For the reasons set forth in the preamble, the Centers for Medicare
& Medicaid Services amends 42 CFR chapter IV as set forth below:
PART 418--HOSPICE CARE
0
1. The authority citation for part 418 continues to read as follows:
Authority: Secs. 1102 and 1871 of the Social Security Act (42
U.S.C. 1302 and 1395hh).
0
2. Section 418.3 is amended--
0
a. In the definition of ``Attending physician'', by revising paragraph
(1); and
0
b. By revising the definition of ``Cap period''.
The revisions read as follows:
Sec. 418.3 Definitions.
* * * * *
Attending physician * * *
(1)(i) Doctor of medicine or osteopathy legally authorized to
practice medicine and surgery by the State in which he or she performs
that function or action; or
[[Page 38655]]
(ii) Nurse practitioner who meets the training, education, and
experience requirements as described in Sec. 410.75(b) of this
chapter; or
(iii) Physician assistant who meets the requirements of Sec.

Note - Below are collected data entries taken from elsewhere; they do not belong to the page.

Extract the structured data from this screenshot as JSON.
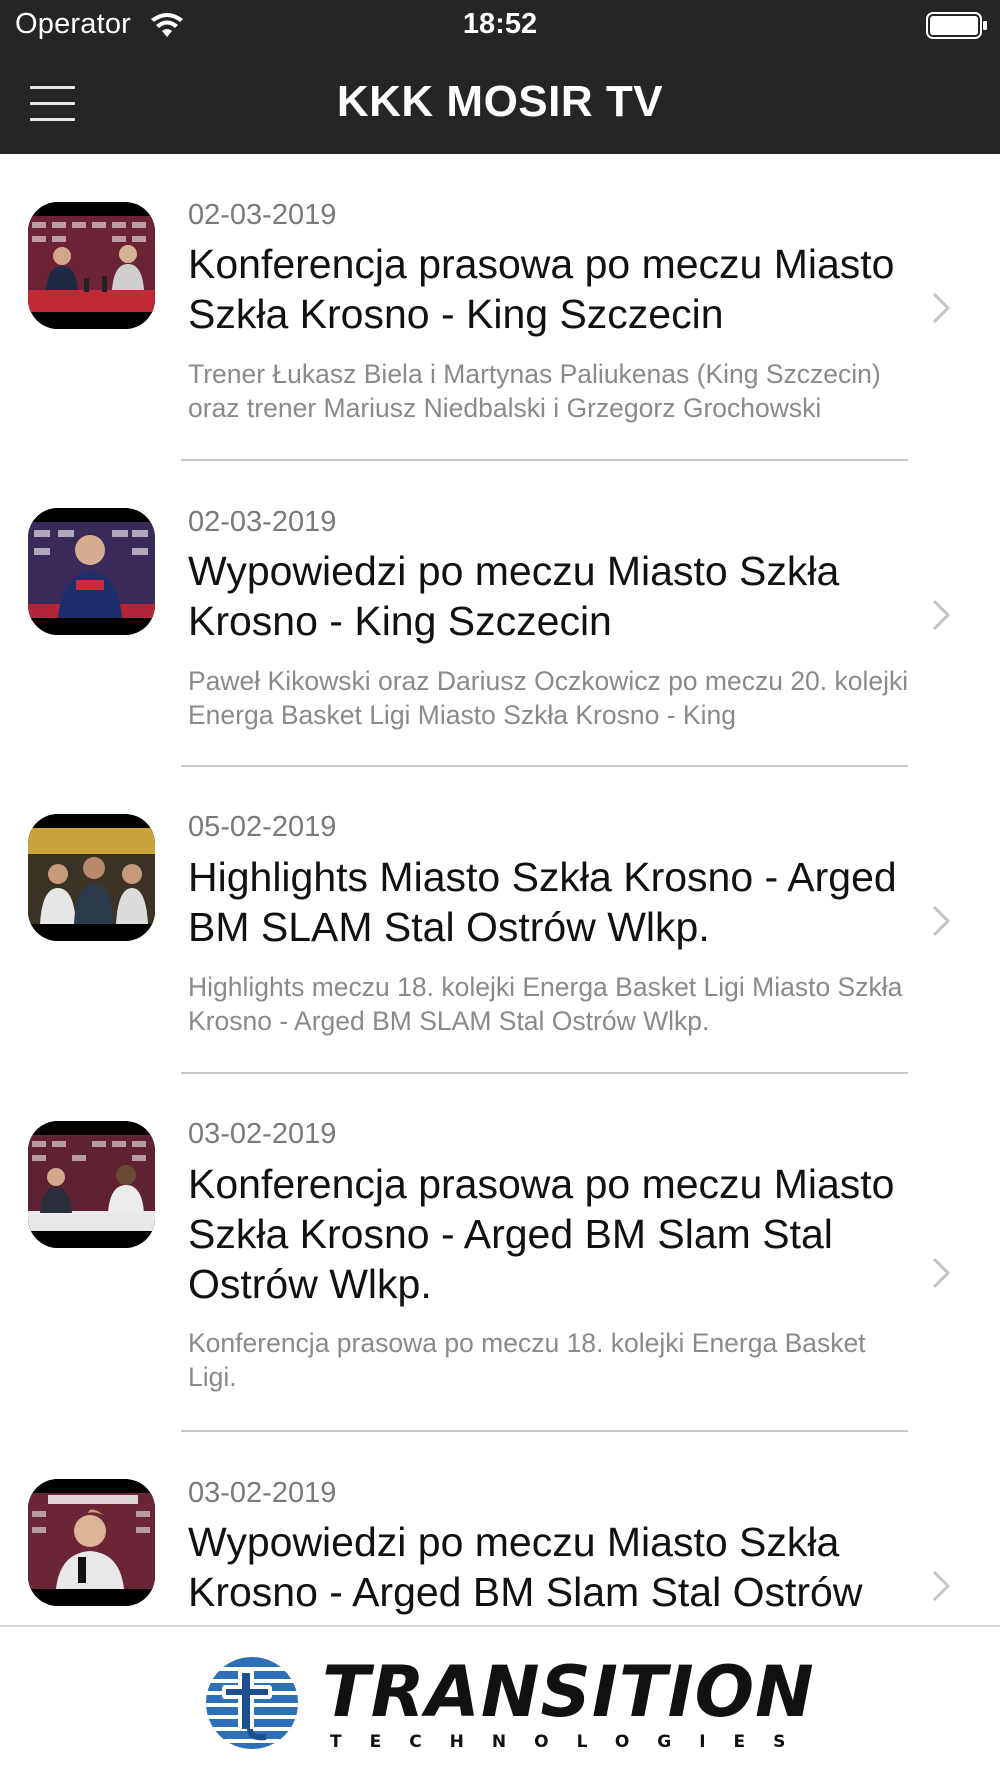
{
  "status_bar": {
    "operator": "Operator",
    "time": "18:52",
    "wifi_icon": "wifi-icon",
    "battery_icon": "battery-full-icon"
  },
  "nav": {
    "title": "KKK MOSIR TV",
    "menu_icon": "hamburger-menu-icon"
  },
  "videos": [
    {
      "date": "02-03-2019",
      "title": "Konferencja prasowa po meczu Miasto Szkła Krosno - King Szczecin",
      "description": "Trener Łukasz Biela i Martynas Paliukenas (King Szczecin) oraz trener Mariusz Niedbalski i Grzegorz Grochowski"
    },
    {
      "date": "02-03-2019",
      "title": "Wypowiedzi po meczu Miasto Szkła Krosno - King Szczecin",
      "description": "Paweł Kikowski oraz Dariusz Oczkowicz po meczu 20. kolejki Energa Basket Ligi Miasto Szkła Krosno - King"
    },
    {
      "date": "05-02-2019",
      "title": "Highlights Miasto Szkła Krosno - Arged BM SLAM Stal Ostrów Wlkp.",
      "description": "Highlights meczu 18. kolejki Energa Basket Ligi Miasto Szkła Krosno - Arged BM SLAM Stal Ostrów Wlkp."
    },
    {
      "date": "03-02-2019",
      "title": "Konferencja prasowa po meczu Miasto Szkła Krosno - Arged BM Slam Stal Ostrów Wlkp.",
      "description": "Konferencja prasowa po meczu 18. kolejki Energa Basket Ligi."
    },
    {
      "date": "03-02-2019",
      "title": "Wypowiedzi po meczu Miasto Szkła Krosno - Arged BM Slam Stal Ostrów",
      "description": ""
    }
  ],
  "footer": {
    "brand": "TRANSITION",
    "subtitle": "TECHNOLOGIES"
  },
  "colors": {
    "bar_background": "#252525",
    "title_text": "#111111",
    "meta_text": "#7a7a7a",
    "separator": "#c8c8c8"
  }
}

410.74(c) of this chapter.
* * * * *
Cap period means the twelve-month period ending September 30 used
in the application of the cap on overall hospice reimbursement
specified in Sec. 418.309.
* * * * *
0
3. Section 418.304 is amended by revising the section heading and
adding paragraph (f) to read as follows:
Sec. 418.304 Payment for physician, and nurse practitioner, and
physician assistant services.
* * * * *
(f)(1) Effective January 1, 2019, Medicare pays for attending
physician services provided by physician assistants to Medicare
beneficiaries who have elected the hospice benefit and who have
selected a physician assistant as their attending physician. This
applies to physician assistants without regard to whether they are
hospice employees.
(2) The employer or a contractor of a physician assistant must bill
and receive payment for physician assistant services only if the--
(i) Physician assistant is the beneficiary's attending physician as
defined in Sec. 418.3;
(ii) Services are medically reasonable and necessary;
(iii) Services are performed by a physician in the absence of the
physician assistant and, the physician assistant services are furnished
under the general supervision of a physician; and
(iv) Services are not related to the certification of terminal
illness specified in Sec. 418.22.
(3) The payment amount for physician assistant services when
serving as the attending physician for hospice patients is 85 percent
of what a physician is paid under the Medicare physician fee schedule.
0
4. Section 418.309 is amended by revising paragraph (b)(1) to read as
follows:
Sec. 418.309 Hospice aggregate cap.
* * * * *
(b) * * *
(1) In the case in which a beneficiary received care from only one
hospice, the hospice includes in its number of Medicare beneficiaries
those Medicare beneficiaries who have not previously been included in
the calculation of any hospice cap, and who have filed an election to
receive hospice care in accordance with Sec. 418.24 during the cap
period as defined in Sec. 418.3, using the best data available at the
time of the calculation.
* * * * *
Dated: July 26, 2018.
Seema Verma,
Administrator, Centers for Medicare & Medicaid Services.
Dated: July 26, 2018.
Alex M. Azar II,
Secretary, Department of Health and Human Services.